Mr. Pujara Pushes the Envelope on Math & Computer Science Education

Mr. Pujara goes over homework in his first period Algebra II w/ Trig class. “CS offers a lot of creativity in how you solve problems. That comes across in math as well!”, he said.

Mr. Pujara knew exactly what he wanted to do early on in his college career. Before being hired as a math teacher, he double majored in Computer Science and Math Education at Purdue University.

“A couple of years [into getting my Computer Science degree], I discovered that Math Education is also something I really wanted to do. You can’t major in CS Education—that’s not a thing—but Math Education was the closest thing, so I double majored in that.”

Mr. Pujara currently teaches Math 7, Math 10, and Algebra II with Trig. But he has a much larger goal for what he wants to do at West Side. This year, he is working with the school administration to introduce a more robust Computer Science curriculum. “Ultimately, my goal is to create a more advanced CS program at West Side so that when West Side grads go to college, they have many years of experience under their belt and are already ahead of everyone else.”

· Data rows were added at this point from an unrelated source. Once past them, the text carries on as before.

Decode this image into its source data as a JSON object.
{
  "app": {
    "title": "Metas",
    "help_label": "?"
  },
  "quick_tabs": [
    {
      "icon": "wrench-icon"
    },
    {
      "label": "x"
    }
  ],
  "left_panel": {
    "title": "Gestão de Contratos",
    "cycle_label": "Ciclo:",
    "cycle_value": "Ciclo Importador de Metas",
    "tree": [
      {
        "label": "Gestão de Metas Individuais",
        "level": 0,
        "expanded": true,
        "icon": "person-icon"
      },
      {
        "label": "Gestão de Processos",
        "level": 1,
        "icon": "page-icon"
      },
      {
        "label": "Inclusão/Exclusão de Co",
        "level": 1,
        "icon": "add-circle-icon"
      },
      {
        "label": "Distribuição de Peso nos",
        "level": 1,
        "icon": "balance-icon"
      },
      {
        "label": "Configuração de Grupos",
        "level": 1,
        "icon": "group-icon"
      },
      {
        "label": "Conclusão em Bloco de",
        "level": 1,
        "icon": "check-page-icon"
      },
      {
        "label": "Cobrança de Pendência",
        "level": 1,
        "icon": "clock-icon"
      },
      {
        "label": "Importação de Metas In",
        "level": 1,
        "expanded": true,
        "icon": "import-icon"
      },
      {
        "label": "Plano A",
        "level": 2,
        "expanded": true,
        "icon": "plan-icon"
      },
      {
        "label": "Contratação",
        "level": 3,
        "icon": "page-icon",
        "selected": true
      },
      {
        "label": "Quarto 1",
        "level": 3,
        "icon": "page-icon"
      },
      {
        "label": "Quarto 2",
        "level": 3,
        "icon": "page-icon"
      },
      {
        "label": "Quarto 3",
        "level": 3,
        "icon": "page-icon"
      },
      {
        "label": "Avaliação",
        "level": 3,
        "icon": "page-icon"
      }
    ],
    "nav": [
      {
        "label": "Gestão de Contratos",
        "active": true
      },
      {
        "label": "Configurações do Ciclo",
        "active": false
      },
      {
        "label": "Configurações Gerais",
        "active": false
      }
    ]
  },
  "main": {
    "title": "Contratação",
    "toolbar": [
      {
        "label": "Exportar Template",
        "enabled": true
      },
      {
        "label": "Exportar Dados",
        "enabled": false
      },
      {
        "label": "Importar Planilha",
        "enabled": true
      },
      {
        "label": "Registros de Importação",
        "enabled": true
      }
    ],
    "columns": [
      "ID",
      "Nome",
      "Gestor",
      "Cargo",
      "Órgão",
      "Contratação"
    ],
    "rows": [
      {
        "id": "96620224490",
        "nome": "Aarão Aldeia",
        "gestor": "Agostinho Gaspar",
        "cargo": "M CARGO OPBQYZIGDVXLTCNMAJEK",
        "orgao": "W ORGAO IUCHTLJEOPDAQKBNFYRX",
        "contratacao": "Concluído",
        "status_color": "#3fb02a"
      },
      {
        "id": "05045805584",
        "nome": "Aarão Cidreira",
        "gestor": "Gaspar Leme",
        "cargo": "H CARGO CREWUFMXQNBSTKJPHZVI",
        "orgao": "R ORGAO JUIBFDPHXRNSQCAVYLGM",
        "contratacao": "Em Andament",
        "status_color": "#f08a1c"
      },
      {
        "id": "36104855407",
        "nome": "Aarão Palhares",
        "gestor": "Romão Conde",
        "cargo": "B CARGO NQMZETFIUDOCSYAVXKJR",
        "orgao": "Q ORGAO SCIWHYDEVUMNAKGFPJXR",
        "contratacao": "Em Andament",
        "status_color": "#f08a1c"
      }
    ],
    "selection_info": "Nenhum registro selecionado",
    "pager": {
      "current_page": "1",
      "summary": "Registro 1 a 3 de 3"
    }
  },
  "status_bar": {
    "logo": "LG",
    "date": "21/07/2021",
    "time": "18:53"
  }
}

Among his tentative plans for introducing a Computer Science curriculum are teaching an introductory course and a higher-level course, and reintroducing AP Computer Science A, which was replaced with AP Computer Science Principles this year.

Despite his grand vision, Mr. Pujara is focused on using both computer science and math to be a fantastic math teacher this year. 

“Even when you’re multiplying 2 numbers together, there isn’t just one way to do it. [On the other hand,] the number sense that math offers helps you create more mathematically efficient programs,” he said.

Mr. Pujara is the first teacher since Mr. Watson (who retired in 2015) to make changes to the computer science curriculum.

“There are so many students who think school is all about memorizing things, writing things down that they’ve heard in class. There’s not a whole lot of creating. CS is all creating: you learn the concepts, then you have to create a program. There are some rules that you have to follow, but at the end of the day, there are a million ways to make one thing. That’s the best part about Computer Science.”